The Commission has found that the ‘placement of CLCs, however, is largely based on history — CLCs were traditionally established on the initiative of their communities in response to a lack of access to legal services.’
This is only part of the story. Some centres and services have been established by government to meet electoral needs and some have been established to meet a recognised general need, for example, mental health law services.
The Queensland LPITAF review emphasised the need to extend specialist CLC services across the state. It also identified locations of need based on available data.
Some centres, such as Caxton Legal Centre, sees people from all over Brisbane, and further afield in some legal areas, so its location in a higher socio-economic area is not particularly relevant. It is located near public transport and close to its main source of volunteers, the CBD.
Nonetheless, we agree that new services should be targeted to those areas with the highest level of need.
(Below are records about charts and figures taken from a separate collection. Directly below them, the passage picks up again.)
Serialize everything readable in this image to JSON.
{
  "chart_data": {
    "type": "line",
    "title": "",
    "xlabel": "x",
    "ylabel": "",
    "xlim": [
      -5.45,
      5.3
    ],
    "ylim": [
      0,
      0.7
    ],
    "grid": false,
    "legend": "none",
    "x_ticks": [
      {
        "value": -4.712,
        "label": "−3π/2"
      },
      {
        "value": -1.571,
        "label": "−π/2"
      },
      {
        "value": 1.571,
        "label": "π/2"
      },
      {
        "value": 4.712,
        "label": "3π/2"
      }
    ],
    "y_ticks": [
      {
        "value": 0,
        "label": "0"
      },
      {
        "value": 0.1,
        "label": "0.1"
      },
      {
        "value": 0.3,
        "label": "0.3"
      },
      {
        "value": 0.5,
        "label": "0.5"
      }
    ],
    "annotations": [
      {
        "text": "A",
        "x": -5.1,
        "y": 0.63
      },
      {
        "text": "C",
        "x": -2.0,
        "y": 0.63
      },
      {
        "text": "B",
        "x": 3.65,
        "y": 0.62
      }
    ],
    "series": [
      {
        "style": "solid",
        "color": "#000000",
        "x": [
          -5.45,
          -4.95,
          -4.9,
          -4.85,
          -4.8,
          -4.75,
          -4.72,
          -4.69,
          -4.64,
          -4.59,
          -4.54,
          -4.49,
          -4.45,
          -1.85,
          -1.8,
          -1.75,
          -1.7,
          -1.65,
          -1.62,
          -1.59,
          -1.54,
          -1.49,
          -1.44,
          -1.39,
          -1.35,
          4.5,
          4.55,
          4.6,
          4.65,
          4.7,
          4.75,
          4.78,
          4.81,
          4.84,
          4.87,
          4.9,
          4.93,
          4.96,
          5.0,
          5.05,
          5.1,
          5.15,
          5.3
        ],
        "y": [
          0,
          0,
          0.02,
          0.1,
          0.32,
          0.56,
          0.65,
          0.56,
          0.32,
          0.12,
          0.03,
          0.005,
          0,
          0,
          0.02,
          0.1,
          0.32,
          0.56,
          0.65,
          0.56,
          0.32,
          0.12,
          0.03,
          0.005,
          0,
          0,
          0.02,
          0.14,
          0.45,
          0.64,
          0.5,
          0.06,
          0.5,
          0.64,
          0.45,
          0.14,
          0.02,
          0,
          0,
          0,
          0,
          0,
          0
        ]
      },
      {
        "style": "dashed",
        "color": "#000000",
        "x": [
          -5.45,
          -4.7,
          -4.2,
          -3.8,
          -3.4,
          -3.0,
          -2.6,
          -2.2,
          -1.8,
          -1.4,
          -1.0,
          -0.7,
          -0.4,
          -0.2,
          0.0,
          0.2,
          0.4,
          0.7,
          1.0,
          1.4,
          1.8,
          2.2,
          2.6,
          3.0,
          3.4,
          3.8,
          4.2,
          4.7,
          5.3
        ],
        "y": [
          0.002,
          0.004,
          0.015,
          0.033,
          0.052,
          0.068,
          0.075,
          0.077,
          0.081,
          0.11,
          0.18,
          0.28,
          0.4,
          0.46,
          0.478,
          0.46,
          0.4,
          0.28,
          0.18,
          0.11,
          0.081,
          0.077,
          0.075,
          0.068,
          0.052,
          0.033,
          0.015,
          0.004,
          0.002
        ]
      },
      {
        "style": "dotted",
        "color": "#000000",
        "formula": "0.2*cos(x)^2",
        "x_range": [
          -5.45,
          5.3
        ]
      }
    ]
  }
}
That may also include the extension of existing services through other means, such as the use of technology and outreach clinics through non-legal service providers.
We don’t agree that services should necessarily be re-located without an assessment of there current service profile. We agree that in considering the location of services, all four legal assistance providers should be considered.
21.4 Are assistance services targeting the ‘right’ people? Efficient targeting
Draft recommendation 21.2: The Commonwealth and state and territory governments should ensure that the eligibility test for legal assistance services reflect priority groups as set out in the national partnership agreement on legal assistance services and take into account: the circumstances of the applicant; the impact of the legal problem on the applicants life (including their liberty, personal safety, health and ability to meet the basic needs of life); the prospect of success and the appropriateness of spending limited public legal aid funds. Legal service providers make judgments in these sorts of circumstance everyday within the broad priorities, agreements and requirements of government. We agree with this recommendation, but stress that some degree of discretion needs to be built into the system. Either government trusts the institutions it has created to perform these services or it doesn’t. It either trusts the people who in many cases devote their lives to helping others, or it doesn’t (with acceptable accountability measures to prevent abuse). If it does have confidence in the system and the people in it, then it needs to let services get on with the job. Micro-managing and constricting policies will inhibit what the system is set up to achieve.
We agree with the submission of Redfern Legal Centre that CLCs complement the LACs as a more flexible option not limited by strict means and merit tests. Limiting discretion leads to injustice.
A consistent eligibility criteria?
Draft recommendation 21.3: The Commonwealth and state and territory governments should use the national partnership agreement on legal assistance services to align eligibility criteria for civil law cases for legal aid commissions and community legal centres. The financial eligibility test for grants of legal aid should be linked to some established measure of disadvantage. Again we broadly agree with this recommendation, but so long as flexibility is maintained. We do not agree that the CLC approach to determining their own eligibility criteria lacks transparency. CLCs go through detailed processes to determine their eligibility criteria, which also change because of funding and demand pressures. CLC missions and objections are set out in their constitutions and strategic plans that are updated annually and provided to program managers as part of voluminous reporting requirements. We are not aware of forum shopping that occurs as a result of different eligibility tests.
The Commission acknowledges that the majority of CLC clients are from disadvantaged groups. However, it adds that the evidence ‘suggests that where clients live can affect their access to assistance from a CLC.’
This suggests that there is scope to improve horizontal equity (that is, that people in equal circumstances are treated the same way) (p.644).
In our view, while there may be some scope to improve horizontal equity, there will always be communities and groups whose ready access to legal assistance will be impinged by their location and circumstances.
The Commission acknowledges the need for flexibility but suggests that financial eligibility tests be linked to ‘some established measure of disadvantage. Without further elaboration, it is difficult to comment further.
But it should be borne in mind that in litigation at least, great injustices can occur if people are not assisted and the high cost of litigation would prevent many people from obtaining help if the bar is set too high and there is no flexibility to help where hardship will result.
Are the current eligibility criteria for LACs too mean?
We reiterate our earlier point of the need for flexibility and for LACs and CLCs to be trusted to make good decisions in appropriate cases within budget for the benefit of disadvantaged clients experiencing hardship.
We are not aware of any CLC with criteria that is ‘too lax’. However, if the Commission is talking about an example like QPILCH’s Self Representation Service, where we will give any self represented litigant, no mater how wealthy, one appointment, it misunderstands one benefit of this Service. If a client has sufficient funds, we encourage them to obtain private representation and can also point out the difficulties they face in the litigation. This can refer them for paid assistance or divert them from the system. In both ways helping to reduce pressure on the courts.